Site icon JOGLOSEMAR NEWS

Turun Saat Erupsi Merapi 2010, Enggan Balik ke Habitatnya, Kawanan Monyet Beranak Pinak di Jurang- Jurang

Monyet Merapi yang berhasil ditangkap warga. Istimewa

BOYOLALI, JOGLOSEMARNEWS.COM — Serangan kawanan monyet ekor panjang (MEP) di areal ladang warga di kawasan lereng Gunung Merapi ternyata sudah berlangsung sejak 2011 silam. Atau setahun setelah erupsi Gunung Merapi.

Menurut Sekretaris DLH Boyolali, Suraji, kawanan monyet itu turun dan dirasakan semakin banyak jumlahnya saat erupsi Merapi 2010 lalu. Pasca erupsi, kawanan monyet tidak kembali ke habitatnya semula di hutan lereng gunung.

Tetapi beranak pinak di bawah hingga jumlahnya semakin banyak dan membuat koloni sendiri. Monyet itu pun berdiam di jurang-jurang. Dan serangan kawanan monyet mulai dirasakan tahun 2011, atau setahun pasca erupsi Merapi.

“Monyet berdiam di jurang- jurang, namun cari makannya ke kawasan ladang-ladang pertanian warga. Bahkan kini, juga mulai masuk ke perkampungan,” ujarnya, Jumat (13/10/2023).

Diungkapkan, berdasarkan informasi masyarakat yang paham tentang perilaku monyet, kawanan monyet sekarang ini sudah bukan monyet gunung lagi. Tapi jadi monyet ladang, bahkan sekarang monyet rumahan.

“Mengapa monyet ini tidak kembali ke habitatnya di gunung, ini jadi teka-teki,” katanya.

Untuk perlu langkah terbaik dengan menyediakan tanaman pangan bagi monyet di daerah atas. “Seperti ini diskusinya jadi panjang. Harus menanam tanaman pangan diatas, agar monyet yang diatas tetap diatas. Lalu yang dibawah dievakuasi sedikit demi sedikit,” katanya.

terus mendapat perhatian jajaran Dinas Lingkungan Hidup (DLH) Boyolali. Bahkan, DLH menilai perlu ada pengurangan populasi monyet.

Ditambahkan, selain di beberapa desa wilayah Kecamatan Tamansari, serangan monyet juga terjadi di wilayah Kecamatan Musuk, Kecamatan Cepogo dan Kecamatan Selo. Termasuk di Kecamatan Gladagsari di lereng Gunung Merapi.

“Di kawasan lereng Gunung Merbabu juga ada, tapi memang tidak separah di kawasan lereng Merapi,” ujarnya.

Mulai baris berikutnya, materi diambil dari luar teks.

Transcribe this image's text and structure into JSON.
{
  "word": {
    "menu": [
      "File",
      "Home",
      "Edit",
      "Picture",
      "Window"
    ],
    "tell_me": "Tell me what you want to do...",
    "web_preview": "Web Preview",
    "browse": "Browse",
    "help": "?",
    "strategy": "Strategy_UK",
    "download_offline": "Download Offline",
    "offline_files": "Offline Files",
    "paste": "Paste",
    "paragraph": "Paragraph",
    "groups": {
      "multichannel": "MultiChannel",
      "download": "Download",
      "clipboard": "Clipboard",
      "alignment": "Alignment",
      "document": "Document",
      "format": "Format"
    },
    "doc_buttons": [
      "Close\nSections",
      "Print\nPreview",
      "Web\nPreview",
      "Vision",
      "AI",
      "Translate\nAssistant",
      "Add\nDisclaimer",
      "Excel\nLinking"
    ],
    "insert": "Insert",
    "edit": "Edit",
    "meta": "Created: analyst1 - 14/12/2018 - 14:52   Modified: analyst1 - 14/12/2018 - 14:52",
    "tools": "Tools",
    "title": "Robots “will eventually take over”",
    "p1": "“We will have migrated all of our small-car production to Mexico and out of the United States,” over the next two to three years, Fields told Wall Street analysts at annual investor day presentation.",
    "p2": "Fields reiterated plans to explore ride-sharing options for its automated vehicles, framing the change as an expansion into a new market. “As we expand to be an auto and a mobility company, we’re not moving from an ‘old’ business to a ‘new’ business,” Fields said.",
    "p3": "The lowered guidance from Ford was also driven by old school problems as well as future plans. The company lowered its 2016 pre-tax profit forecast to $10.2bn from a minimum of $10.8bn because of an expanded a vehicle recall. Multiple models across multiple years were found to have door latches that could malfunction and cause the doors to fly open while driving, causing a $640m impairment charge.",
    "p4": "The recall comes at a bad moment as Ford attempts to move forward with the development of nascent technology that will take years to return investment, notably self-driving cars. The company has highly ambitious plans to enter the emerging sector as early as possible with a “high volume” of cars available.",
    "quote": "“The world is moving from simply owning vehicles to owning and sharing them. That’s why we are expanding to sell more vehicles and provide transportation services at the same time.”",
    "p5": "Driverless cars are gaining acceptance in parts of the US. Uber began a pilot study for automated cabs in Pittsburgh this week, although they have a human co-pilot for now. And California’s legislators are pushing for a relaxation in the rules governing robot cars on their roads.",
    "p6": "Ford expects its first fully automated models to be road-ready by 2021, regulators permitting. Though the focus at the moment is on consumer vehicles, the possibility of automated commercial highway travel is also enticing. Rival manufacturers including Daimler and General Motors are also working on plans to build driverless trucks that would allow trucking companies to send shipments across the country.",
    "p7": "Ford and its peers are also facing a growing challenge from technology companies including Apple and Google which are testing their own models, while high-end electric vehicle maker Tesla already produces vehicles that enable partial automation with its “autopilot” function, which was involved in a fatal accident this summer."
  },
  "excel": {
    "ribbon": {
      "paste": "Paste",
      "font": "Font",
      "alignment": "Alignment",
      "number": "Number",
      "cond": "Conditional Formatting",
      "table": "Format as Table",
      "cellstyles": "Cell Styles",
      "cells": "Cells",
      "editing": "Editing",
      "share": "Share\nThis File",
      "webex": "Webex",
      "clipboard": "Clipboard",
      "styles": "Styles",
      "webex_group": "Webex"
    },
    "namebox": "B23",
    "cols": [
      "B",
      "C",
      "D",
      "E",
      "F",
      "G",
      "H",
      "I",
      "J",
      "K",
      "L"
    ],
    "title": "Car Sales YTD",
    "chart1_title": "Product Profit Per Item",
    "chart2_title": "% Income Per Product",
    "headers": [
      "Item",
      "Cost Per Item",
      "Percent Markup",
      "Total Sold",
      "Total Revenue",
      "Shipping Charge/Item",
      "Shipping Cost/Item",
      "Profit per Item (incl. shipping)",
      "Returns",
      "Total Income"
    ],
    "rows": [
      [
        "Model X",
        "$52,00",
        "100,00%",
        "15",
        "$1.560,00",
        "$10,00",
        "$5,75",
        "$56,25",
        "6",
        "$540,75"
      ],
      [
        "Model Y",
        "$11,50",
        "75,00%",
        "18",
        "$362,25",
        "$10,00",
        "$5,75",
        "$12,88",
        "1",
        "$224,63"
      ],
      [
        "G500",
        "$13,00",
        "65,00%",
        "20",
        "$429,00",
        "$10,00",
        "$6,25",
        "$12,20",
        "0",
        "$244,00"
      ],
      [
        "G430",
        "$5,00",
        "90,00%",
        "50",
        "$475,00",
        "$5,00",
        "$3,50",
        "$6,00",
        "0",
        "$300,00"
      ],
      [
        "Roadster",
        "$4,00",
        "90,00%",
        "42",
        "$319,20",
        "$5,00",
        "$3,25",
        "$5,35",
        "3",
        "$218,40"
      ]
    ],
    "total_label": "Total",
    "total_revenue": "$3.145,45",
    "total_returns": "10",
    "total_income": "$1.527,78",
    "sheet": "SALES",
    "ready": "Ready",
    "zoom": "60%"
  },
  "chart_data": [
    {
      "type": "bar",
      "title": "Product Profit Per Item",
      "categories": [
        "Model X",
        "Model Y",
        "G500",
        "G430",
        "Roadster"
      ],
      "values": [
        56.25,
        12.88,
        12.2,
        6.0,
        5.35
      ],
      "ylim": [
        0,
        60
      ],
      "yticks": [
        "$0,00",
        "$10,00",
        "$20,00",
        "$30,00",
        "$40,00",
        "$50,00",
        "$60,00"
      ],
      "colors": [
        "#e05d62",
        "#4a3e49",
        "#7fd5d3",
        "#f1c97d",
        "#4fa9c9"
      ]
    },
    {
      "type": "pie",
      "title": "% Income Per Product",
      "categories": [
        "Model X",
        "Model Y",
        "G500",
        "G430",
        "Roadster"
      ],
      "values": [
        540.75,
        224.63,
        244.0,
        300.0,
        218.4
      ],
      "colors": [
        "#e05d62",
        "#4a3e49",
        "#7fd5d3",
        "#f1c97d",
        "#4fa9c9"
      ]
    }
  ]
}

Saat ini, upaya pengurangan populasi saat ini dilakukan dengan menangkap monyet dengan jebakan yang dilakukan oleh warga. Seperti dilakukan warga Desa Sangup, Kecamatan Tamansari. Hal ini karena Boyolali belum memiliki kuota tangkap secara besar-besaran.

“Padahal, untuk penangkapan besar-besaran perlu kajian dari berbagai instansi terkait,” katanya.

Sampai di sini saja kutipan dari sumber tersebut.